"Seni Dinleyen Biri" Var
“Bana Uzun Mektuplar Yaz” Cihan Aktaş`ın ilk romanıydı ve heyecanla okunmuştu. Eğitim dünyasına katılmak, öğretmen olmak isteyen liseli bir kızın gözünden 70`li yılları anlatıyordu. Dönemin siyasi hareketliliğini, sertliğini, kutuplaşmalarını, savrulmalarını...
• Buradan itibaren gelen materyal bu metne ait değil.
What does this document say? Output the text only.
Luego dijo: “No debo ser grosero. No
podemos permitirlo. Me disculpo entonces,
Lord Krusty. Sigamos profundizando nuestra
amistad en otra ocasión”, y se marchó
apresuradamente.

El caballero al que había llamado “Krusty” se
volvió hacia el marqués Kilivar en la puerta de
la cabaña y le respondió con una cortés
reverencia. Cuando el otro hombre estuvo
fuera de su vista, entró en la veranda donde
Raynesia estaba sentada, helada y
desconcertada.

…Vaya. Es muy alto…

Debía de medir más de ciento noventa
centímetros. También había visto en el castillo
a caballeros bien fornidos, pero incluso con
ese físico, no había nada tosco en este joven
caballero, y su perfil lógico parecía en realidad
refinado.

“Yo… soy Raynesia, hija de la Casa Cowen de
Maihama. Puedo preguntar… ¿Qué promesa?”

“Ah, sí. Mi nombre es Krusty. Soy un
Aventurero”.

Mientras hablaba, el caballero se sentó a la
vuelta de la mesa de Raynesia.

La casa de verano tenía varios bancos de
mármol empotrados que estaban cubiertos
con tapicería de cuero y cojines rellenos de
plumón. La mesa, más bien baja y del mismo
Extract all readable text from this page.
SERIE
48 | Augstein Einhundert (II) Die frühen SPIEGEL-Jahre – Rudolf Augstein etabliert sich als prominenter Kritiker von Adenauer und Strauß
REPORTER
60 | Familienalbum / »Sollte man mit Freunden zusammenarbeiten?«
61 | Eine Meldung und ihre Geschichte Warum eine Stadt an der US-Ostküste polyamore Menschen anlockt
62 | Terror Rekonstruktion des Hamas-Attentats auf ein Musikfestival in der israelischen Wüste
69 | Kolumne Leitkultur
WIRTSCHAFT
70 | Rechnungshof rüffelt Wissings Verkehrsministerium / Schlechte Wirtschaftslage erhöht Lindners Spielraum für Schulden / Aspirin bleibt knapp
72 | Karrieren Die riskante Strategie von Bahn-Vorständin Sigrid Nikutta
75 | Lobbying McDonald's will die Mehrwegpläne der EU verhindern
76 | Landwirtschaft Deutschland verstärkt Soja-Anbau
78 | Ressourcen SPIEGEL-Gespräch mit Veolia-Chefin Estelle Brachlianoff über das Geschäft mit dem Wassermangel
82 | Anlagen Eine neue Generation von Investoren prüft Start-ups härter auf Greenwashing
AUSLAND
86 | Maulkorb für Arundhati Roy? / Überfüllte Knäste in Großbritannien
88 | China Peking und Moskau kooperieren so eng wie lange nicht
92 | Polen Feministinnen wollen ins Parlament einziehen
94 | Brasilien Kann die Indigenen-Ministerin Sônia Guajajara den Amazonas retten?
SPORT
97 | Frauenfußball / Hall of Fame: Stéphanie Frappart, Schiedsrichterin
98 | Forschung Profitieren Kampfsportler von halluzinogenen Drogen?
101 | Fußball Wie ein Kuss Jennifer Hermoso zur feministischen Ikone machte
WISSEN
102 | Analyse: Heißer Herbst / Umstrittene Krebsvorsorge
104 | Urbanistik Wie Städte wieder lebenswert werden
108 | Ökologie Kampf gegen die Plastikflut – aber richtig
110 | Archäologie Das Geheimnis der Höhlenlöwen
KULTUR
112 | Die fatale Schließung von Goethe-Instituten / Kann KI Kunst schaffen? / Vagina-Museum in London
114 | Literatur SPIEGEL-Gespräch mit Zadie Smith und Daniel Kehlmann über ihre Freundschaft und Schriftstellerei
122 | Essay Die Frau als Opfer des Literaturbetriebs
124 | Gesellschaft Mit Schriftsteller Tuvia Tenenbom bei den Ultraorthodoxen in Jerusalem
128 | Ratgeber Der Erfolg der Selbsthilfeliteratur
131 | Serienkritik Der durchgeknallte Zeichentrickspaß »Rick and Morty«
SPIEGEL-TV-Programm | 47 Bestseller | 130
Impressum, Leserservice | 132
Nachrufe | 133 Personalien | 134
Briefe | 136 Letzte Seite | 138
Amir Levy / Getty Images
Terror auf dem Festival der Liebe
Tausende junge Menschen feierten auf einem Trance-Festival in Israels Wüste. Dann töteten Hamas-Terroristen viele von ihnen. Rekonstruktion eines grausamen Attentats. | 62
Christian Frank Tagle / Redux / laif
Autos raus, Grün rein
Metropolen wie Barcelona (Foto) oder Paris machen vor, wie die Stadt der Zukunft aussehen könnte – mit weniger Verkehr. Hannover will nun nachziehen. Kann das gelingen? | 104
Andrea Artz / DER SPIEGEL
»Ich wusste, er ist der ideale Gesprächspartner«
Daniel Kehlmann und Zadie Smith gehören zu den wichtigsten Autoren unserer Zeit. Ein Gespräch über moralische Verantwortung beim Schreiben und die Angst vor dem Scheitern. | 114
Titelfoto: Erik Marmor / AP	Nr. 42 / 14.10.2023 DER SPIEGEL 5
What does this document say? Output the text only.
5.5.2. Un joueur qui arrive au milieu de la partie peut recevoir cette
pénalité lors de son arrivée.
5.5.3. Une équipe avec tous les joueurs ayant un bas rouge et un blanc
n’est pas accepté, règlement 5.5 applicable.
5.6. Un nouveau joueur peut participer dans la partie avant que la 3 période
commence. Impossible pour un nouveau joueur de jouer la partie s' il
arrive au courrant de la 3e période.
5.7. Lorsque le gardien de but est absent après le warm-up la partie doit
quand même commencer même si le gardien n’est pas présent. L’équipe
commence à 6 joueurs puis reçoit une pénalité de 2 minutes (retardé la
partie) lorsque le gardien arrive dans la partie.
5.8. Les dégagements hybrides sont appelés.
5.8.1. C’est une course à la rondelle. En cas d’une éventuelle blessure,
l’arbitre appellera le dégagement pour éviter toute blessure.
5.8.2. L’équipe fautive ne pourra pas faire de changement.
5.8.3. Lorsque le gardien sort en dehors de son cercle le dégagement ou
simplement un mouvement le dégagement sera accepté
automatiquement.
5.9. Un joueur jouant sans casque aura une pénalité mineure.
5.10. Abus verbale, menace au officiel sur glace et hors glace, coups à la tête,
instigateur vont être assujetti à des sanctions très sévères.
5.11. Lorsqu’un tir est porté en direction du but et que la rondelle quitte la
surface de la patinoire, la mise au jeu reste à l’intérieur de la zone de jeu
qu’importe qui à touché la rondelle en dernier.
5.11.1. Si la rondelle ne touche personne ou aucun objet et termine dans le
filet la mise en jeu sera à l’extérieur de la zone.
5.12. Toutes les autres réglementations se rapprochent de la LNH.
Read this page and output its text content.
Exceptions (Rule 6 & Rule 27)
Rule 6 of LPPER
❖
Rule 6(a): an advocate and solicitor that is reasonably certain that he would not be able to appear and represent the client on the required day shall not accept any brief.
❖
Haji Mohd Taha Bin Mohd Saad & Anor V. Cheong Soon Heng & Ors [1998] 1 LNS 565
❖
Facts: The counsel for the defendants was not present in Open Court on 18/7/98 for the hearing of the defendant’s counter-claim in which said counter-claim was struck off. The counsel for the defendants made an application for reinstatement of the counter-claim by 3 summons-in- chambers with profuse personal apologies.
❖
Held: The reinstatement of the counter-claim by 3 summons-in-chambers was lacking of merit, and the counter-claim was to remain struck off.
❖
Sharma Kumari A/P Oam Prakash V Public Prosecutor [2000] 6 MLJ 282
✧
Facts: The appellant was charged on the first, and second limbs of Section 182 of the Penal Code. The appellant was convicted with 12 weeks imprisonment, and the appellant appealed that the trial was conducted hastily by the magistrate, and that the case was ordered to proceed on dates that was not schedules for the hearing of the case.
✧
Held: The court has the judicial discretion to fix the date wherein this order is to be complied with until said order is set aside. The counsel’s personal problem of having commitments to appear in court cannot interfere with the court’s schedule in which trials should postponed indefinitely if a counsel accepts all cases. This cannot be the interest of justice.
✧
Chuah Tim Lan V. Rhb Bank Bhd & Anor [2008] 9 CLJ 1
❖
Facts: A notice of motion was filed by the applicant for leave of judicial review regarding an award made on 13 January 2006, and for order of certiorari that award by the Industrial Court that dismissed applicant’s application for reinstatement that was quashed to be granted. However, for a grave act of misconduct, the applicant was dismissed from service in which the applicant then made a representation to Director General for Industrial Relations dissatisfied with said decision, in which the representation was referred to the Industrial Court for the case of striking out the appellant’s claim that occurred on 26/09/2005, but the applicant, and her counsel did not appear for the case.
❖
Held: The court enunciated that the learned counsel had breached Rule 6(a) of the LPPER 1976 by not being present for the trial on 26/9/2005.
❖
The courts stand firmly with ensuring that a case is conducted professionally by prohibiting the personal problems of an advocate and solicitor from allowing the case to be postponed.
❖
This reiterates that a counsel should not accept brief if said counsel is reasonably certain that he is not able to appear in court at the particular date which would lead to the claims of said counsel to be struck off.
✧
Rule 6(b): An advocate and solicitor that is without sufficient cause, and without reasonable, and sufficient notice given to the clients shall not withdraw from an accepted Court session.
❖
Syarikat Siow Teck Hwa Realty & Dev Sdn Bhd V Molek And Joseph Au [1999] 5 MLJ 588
Şimdi, Cihan Aktaş “Seni Dinleyen Biri” isimli yeni romanında 80`li yılları anlatıyor. Bu sefer üniversiteli bir kızın üzerinden. Meral, 1980 darbesi sonrasında üniversitede okuyan ve İslami bir yaşam biçimine sahip bir kız. Ailesini, babasının faize bulaşan kazancından uzaklaşmak için terkeden ve daha İslami bir hayatı tercih eden, ama dönemin aşırı gelenekçi müslüman tipinden de ayrılan biri. Fakirlik derdiyle beraber, yurtlarda, arkadaşlarının evlerinde ve kenar mahallelerde yaşayan, yaşadığı yerlerde, bazı mahalli sohbet ortamlarında taassuba varabilen islami anlayışa da eleştiriler getiren, sohbet baskınlarına katılabilen, bir yandan resim çalışmaları yapan, sevdiği kişiye sadık olan ama beraber yaşama fırsatını bulamayan; özetle, hayatı hareket, ayrılma ve bağlanmalarla geçen bir kız. Meral`in davranışlarının çoğunda dönemin sosyal, siyasal, ekonomik şartlarının da etkisi var elbette. Zaten “Seni Dinleyen Biri” romanı hem kendi kurgusu, konusu hem de 80`ler dönemi hakkında epey düşündüren, bilgi sağlayan bir kitap. Dönemi ve anlattığı insanların dünyasıyla beraber okurun da kendisini tanımasına, anlamasına yardım ediyor. Müslümanlara gerici, yobaz gözüyle bakan güya çağdaş, modern kesimler haricinde, islami camiada; ümmilik övgüsü, teknolojinin reddi, fıkhi detaycılık, cihat yorumları gibi konular tartışmalarda belirleyici oluyor. Dönem pek çok açıdan zorluklarla dolu. Ama her durumda birbirini dinleyen, birbirine yardım eden, destek olmaya çalışan arkadaşlar da var. “Seni Dinleyen Biri” epey hacimli bir roman; fakat dili oldukça sade ve akıcı olduğu için hızlıca okunabiliyor.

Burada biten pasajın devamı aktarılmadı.